The Cast of Characters
If the Royal Rumble is a play, the casting director follows a strict, time-honored formula. To the untrained eye, the ring is a blur of limbs, but for the performers inside the ropes, it is a high-wire act of improvisation.
“It is always such a buzz when participating in it,” McIntyre explains. “So much of it is made up on the fly, so you get butterflies when you come in and the fans are going nuts, and you survey the situation of who’s already in there. You have to be aware of when your spot is to shine and when it is time for others to get the spotlight.”
While the faces change, the roles remain eternal. The drama usually pivots around some classic architypes. The Iron Man – this is the unlucky soul who draws an early entry number (normally one or two). Their job is not necessarily to win, but to suffer. As fresh opponents sprint down the ramp every 90 seconds, the Iron Man simply endures.

Inevitably, the texture of the match changes with the arrival of The Kaiju (The Monster). Whether it’s a returning legend or one of a number of enormous wrestlers on the roster (eg. Brock Lesnar, or the 7’3″ Nigerian giant Omos) this archetype serves a specific purpose: to clean the slate. The ring, previously cluttered with ten wrestlers grappling in gridlock, is suddenly cleared as bodies fly over the top rope like ragdolls.

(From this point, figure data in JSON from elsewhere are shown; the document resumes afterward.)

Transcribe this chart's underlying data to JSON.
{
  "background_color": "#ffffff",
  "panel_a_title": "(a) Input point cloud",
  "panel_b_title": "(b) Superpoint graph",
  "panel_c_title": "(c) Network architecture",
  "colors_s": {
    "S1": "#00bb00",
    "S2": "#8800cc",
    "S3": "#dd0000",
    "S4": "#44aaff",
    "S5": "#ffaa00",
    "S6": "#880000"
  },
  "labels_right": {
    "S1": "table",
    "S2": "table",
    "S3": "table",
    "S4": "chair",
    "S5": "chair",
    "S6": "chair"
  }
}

It creates a fascinating, fleeting moment of realpolitik where enemies must briefly unionize to lift the giant out of the ring. McIntyre himself was the beneficiary of this exact mechanic during his own victorious run.

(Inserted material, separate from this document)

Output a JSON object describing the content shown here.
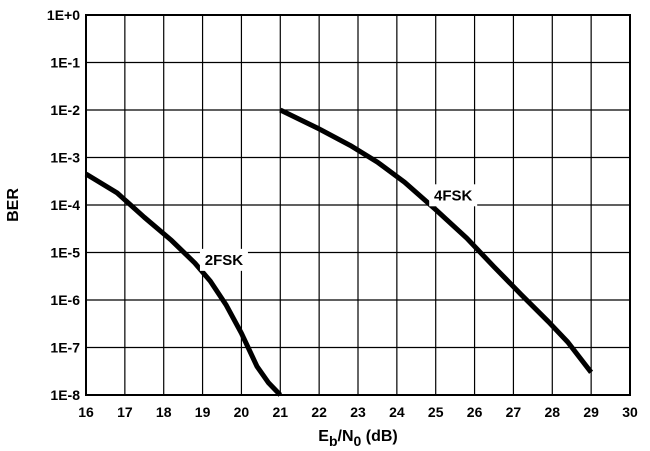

“The year I won, the storyline of that Rumble was Brock Lesnar went in as WWE Champion and said he was going to run through everyone and win it,” McIntyre recalls. “He was on a tear and threw out 13 people, so we needed someone to step up and beat him – that man was me.”
McIntyre’s experience highlights the narrative power of the Rumble. He admits that when he walked out, he wasn’t in a storyline that screamed ‘winner.’ “But when I came out, and something felt different… the way Brock reacted to me made me a star.”

But the production team’s sharpest weapon remains The Ghost (The Surprise Return). Because the entrants are kept secret, the Rumble is the only time WWE can effectively weaponize nostalgia. This is the “Pop”—the deafening roar of recognition that will shake the glass of the KAFD arena. “It is also super interesting to hear the reaction from the crowd when I interact with certain people,” says McIntyre. It is a dopamine hit of pure surprise.
The Point of No Return
If the first 59 minutes are chaos—a blur of bodies and countdown clocks—the final minute is pure clarity. Eventually, the herd thins. We are left with two men. The noise in the Riyadh arena will shift from the roar of surprise to a hum of anticipation.
The prize they are fighting for is arguably the most valuable contract in sports entertainment: a guaranteed main event match at WrestleMania. In football terms, it’s like winning a semi-final that books your ticket to the Super Bowl.
For the athletes, the victory is life-altering. “To win the Royal Rumble when I did was just unbelievable,” McIntyre reflects. “It took my career to an new level, and legitimised me as one of the company’s top guys – all in one night.”
When the last opponent finally tumbles over the top rope in Riyadh, the music hits, but the ritual isn’t over. The winner will climb the turnbuckle, look up into the rafters, and point. Hanging high above the crowd is a massive neon sign reading WrestleMania.
As the victor points a finger at it, pyrotechnics will explode from the roof of the KAFD arena. It is theatrical, absolutely. But as the fireworks fade over the Riyadh skyline, the message is clear: The prologue is over, but with the announcment that in 2027, the WWE will return to Riyadh with for its flagship event, WrestleMania 42, the real story has just begun.